RAID: A Shared Benchmark for Robust Evaluation of Machine-Generated Text Detectors
Liam Dugan, Alyssa Hwang, Filip Trhlik, Josh Magnus Ludan, Andrew Zhu, Hainiu Xu, Daphne Ippolito, Chris Callison-Burch
TL;DR
RAID introduces the Robust AI Detection benchmark, the largest shared dataset for evaluating machine-generated text detectors across 11 generator models, 8 domains, 11 adversarial attacks, and 4 decoding strategies, totaling over 6.2 million generations. It benchmarks 12 detectors (8 open-source, 4 closed-source) and reveals widespread robustness gaps, including high default FPRs for open-source detectors, substantial accuracy drops with simple generation variations, and detector vulnerability to domain-, model-, and attack-specific factors. The study advocates principled evaluation practices, such as per-domain FPR calibration and reporting across decoding strategies, and provides a leaderboard and RAID-extra to foster ongoing, community-driven improvement. By releasing RAID and RAID-extra, the authors aim to accelerate robust detector research and help society manage the harms associated with machine-generated text through better tools and shared benchmarks.
Abstract
Many commercial and open-source models claim to detect machine-generated text with extremely high accuracy (99% or more). However, very few of these detectors are evaluated on shared benchmark datasets and even when they are, the datasets used for evaluation are insufficiently challenging-lacking variations in sampling strategy, adversarial attacks, and open-source generative models.

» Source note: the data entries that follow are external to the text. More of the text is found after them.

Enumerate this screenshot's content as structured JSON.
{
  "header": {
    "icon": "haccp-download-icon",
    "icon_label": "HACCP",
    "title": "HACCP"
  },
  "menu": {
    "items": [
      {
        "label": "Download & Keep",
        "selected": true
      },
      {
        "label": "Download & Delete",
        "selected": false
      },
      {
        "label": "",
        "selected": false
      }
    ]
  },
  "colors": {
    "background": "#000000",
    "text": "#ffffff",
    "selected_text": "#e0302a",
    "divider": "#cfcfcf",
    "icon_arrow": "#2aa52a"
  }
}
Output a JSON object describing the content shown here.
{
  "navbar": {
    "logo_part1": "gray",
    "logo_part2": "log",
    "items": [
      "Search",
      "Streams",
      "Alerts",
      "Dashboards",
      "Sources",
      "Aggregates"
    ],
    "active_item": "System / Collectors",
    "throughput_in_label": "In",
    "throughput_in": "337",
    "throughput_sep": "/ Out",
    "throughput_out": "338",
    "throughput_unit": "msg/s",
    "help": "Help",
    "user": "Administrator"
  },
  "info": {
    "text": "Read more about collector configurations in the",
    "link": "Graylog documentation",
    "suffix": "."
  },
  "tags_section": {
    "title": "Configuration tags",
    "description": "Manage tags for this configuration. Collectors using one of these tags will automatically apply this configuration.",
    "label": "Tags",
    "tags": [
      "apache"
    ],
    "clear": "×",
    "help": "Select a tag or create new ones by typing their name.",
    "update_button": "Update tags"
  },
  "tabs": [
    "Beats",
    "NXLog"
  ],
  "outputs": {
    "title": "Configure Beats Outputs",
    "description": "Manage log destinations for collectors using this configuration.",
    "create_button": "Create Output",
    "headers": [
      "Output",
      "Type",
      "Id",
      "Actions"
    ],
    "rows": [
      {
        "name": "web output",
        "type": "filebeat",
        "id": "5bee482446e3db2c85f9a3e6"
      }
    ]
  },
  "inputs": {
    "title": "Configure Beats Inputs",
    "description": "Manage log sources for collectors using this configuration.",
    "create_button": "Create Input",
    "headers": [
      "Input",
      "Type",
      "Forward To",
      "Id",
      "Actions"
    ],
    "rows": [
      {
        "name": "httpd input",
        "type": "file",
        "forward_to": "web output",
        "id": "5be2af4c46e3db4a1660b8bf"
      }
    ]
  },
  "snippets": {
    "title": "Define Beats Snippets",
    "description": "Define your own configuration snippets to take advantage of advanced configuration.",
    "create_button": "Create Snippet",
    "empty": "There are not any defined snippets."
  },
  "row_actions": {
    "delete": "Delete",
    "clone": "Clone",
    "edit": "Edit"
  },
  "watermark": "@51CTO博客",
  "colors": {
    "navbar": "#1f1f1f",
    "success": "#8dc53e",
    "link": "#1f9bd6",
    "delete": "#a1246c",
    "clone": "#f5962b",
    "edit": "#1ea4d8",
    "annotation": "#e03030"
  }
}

In this work we present RAID: the largest and most challenging benchmark dataset for machine-generated text detection. RAID includes over 6 million generations spanning 11 models, 8 domains, 11 adversarial attacks and 4 decoding strategies. Using RAID, we evaluate the out-of-domain and adversarial robustness of 8 open- and 4 closed-source detectors and find that current detectors are easily fooled by adversarial attacks, variations in sampling strategies, repetition penalties, and unseen generative models. We release our data along with a leaderboard to encourage future research.